ISME: Irish Banks not open for Business

More than half of Ireland's small and medium-sized companies have been refused credit by Irish banks in the first three months of this year.
The vast majority of these firms were not looking for large loans or long-term credit, but for the normal over-draft and short-term credit facilities usually available to established businesses.

A nation-wide survey, conducted by the Irish Small & Medium Enterprise Association (ISME), shows that 58% of existing and viable businesses were refused regular credit by their banks between January and March 2009.

This figure is up ten points from the 48% recorded in the last Bank Watch survey, which was published in February. (To put this into perspective: Only a year ago the figure was just below 20%.)

83% of Irish companies said that banks were making it more difficult for small firms to get access to finance. More than half of the companies surveyed have been with their bank for ten years or more.

ISME chief executive Mark Fielding says that the Irish government should "stop pussyfooting around with the banks and force them to free up badly-needed credit".

He points out that the survey's findings are clearly at odds with various public statements issued by Irish banks, saying that they were "open for business".
"Recent initiatives and full-page ads taken out by banks in national newspapers were nothing more than PR stunts," Fielding added. "As far as the Irish small and medium-size companies are concerned, the banks are not open for business."

If this unacceptable behaviour continues, more Irish businesses - most of them sound, viable and well-established - will be forced to cut jobs and, eventually, to close.

Not enough that the banks created our financial crisis in the first place and turned Ireland from boom to bust within a few short months. No, now that the government has guaranteed their existence and bailed them out with billions of taxpayers' money, they become really nasty.

Instead of using the money from the re-capitalisation to stimulate the Economy and provide small and medium-sized businesses with normal credit and cash-flow facilities, Ireland's banks - especially AIB, Bank of Ireland and permanent tsb - are now hoarding money like never before.
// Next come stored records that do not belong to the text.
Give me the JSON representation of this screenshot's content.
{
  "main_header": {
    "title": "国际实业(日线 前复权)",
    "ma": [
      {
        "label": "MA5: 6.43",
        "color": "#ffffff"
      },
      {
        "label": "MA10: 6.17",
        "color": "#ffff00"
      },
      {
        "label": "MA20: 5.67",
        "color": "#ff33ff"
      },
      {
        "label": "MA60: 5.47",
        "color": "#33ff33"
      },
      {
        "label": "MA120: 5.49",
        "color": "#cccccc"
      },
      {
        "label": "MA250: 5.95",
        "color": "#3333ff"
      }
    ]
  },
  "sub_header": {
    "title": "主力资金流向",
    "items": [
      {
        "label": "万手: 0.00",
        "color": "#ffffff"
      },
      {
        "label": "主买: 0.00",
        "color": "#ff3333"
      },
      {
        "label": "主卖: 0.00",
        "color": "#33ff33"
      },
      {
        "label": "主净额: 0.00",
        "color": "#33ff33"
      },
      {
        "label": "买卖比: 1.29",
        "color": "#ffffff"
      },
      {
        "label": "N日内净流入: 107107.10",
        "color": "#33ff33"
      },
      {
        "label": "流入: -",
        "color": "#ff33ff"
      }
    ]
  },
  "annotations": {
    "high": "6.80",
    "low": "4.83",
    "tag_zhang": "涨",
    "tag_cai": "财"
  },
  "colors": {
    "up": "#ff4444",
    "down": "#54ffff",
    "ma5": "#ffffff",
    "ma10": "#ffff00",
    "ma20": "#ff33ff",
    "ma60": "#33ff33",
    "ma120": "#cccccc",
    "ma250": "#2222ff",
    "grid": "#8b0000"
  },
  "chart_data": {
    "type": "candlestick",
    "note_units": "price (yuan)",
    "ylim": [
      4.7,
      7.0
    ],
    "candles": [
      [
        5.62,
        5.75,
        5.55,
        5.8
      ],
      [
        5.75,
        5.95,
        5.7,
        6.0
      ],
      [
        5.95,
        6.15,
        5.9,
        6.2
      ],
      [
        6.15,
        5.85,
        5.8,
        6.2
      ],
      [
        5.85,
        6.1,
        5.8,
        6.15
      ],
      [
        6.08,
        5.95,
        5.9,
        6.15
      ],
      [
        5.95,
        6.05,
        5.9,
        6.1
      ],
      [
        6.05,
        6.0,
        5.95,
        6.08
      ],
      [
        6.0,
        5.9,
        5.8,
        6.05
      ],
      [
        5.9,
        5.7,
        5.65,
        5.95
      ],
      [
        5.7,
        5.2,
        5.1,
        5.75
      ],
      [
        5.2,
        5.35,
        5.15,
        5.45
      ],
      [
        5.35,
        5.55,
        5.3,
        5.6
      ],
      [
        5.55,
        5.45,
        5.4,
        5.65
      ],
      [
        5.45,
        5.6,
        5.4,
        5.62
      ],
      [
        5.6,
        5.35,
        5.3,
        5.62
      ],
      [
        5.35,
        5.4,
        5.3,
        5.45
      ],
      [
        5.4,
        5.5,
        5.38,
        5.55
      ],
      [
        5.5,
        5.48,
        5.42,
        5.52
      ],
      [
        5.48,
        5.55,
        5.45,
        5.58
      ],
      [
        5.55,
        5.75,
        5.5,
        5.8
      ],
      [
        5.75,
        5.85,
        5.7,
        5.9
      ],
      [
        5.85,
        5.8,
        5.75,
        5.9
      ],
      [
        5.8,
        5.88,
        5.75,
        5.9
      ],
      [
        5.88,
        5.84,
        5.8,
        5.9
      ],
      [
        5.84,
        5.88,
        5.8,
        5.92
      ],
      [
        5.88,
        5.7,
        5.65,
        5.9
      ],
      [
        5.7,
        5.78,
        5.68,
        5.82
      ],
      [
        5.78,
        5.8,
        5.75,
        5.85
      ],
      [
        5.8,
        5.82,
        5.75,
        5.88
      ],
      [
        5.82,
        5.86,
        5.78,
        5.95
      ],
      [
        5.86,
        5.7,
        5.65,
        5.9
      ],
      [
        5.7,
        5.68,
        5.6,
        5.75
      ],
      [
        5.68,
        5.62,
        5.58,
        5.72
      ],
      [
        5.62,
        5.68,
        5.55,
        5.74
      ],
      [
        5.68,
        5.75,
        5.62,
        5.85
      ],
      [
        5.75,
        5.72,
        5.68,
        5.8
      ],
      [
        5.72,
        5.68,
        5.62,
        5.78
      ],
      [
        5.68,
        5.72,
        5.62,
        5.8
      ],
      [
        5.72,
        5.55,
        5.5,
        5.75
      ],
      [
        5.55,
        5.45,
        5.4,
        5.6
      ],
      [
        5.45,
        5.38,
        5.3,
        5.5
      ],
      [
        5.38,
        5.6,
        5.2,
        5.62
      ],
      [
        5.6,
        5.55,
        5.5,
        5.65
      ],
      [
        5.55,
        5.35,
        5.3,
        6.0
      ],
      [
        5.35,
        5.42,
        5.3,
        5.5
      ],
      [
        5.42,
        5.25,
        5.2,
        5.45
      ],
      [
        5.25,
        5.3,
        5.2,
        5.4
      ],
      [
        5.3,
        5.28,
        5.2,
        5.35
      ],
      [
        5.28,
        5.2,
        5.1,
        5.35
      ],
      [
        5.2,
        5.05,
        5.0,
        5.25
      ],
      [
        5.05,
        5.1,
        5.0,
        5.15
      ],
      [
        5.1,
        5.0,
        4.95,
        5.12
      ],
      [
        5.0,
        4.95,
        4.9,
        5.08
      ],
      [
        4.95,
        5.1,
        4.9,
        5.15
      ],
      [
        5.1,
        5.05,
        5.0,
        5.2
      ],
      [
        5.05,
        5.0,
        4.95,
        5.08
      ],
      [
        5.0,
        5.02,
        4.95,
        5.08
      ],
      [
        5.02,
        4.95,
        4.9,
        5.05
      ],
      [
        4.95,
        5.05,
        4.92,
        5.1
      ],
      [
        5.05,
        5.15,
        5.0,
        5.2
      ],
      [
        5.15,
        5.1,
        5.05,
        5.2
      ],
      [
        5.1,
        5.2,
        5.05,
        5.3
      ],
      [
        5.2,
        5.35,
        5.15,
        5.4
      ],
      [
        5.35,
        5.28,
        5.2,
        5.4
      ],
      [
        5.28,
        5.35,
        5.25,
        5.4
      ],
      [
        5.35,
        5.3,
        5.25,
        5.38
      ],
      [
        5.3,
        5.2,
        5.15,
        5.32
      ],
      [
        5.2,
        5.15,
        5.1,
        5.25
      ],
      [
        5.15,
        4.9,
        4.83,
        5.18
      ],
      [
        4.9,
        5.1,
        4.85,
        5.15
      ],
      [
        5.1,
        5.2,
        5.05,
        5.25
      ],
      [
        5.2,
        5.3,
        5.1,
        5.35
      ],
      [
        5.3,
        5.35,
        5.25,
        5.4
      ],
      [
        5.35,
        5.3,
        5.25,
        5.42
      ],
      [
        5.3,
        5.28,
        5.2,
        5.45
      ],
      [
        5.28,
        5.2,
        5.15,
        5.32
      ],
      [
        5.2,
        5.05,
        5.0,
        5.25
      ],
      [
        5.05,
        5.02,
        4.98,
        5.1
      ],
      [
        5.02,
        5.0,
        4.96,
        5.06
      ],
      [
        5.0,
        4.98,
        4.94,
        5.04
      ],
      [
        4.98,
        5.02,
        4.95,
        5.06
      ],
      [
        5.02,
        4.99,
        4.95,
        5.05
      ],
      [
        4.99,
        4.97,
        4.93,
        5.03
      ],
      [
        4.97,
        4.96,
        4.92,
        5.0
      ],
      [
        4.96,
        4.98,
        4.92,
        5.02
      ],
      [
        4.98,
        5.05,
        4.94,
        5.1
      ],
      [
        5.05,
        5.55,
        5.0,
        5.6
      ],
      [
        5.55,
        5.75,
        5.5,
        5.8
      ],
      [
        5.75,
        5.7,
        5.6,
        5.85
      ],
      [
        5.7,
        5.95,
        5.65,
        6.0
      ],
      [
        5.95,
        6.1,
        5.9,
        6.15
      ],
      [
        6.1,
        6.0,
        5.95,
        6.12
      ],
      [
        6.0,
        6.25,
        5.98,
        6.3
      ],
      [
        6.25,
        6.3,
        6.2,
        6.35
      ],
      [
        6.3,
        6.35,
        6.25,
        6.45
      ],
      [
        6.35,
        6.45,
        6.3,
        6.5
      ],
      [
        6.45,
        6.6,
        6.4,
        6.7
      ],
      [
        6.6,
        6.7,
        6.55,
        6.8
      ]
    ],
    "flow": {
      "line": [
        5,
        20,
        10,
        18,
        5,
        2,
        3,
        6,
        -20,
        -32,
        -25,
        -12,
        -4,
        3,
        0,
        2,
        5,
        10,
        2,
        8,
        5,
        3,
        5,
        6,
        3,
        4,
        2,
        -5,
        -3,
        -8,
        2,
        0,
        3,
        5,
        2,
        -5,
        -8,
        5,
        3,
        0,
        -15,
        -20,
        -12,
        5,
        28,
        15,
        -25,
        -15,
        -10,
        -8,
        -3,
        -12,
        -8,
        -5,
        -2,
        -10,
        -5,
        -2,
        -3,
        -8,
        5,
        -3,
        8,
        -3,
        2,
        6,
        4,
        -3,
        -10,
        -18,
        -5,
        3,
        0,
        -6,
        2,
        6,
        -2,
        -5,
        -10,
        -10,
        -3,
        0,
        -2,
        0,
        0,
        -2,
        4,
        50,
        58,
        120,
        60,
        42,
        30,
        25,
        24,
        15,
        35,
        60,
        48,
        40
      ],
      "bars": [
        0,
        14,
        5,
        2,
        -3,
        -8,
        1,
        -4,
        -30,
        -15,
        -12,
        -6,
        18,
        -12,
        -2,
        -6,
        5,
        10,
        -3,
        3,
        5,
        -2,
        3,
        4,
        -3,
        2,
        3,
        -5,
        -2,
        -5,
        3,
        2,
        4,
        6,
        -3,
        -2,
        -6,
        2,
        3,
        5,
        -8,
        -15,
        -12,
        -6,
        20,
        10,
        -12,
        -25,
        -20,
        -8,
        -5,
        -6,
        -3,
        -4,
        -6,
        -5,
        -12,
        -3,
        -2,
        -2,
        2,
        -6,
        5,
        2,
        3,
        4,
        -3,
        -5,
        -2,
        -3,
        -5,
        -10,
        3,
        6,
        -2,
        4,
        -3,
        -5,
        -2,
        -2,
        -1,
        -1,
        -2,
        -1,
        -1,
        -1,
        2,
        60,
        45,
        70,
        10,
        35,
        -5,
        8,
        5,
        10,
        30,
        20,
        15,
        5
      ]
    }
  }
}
If it needed any further proof, this is clear evidence that the banks are no longer part of the normal business environment, and certainly not the "cornerstones of our Economy", as the government and Fianna Fáil keep telling us again and again.
Banking has become an immoral activity, geared only towards the banks' interests and with absolutely no regards for other businesses, for individuals, the Economy or the nation as a whole.
I think we should stop calling them banks, and refer to them in future as 'pigeons'. Because like these parasitic birds the bankers want to be fed when they are on the ground, but when they are up in the air again, all they do is dropping excrements on all of us.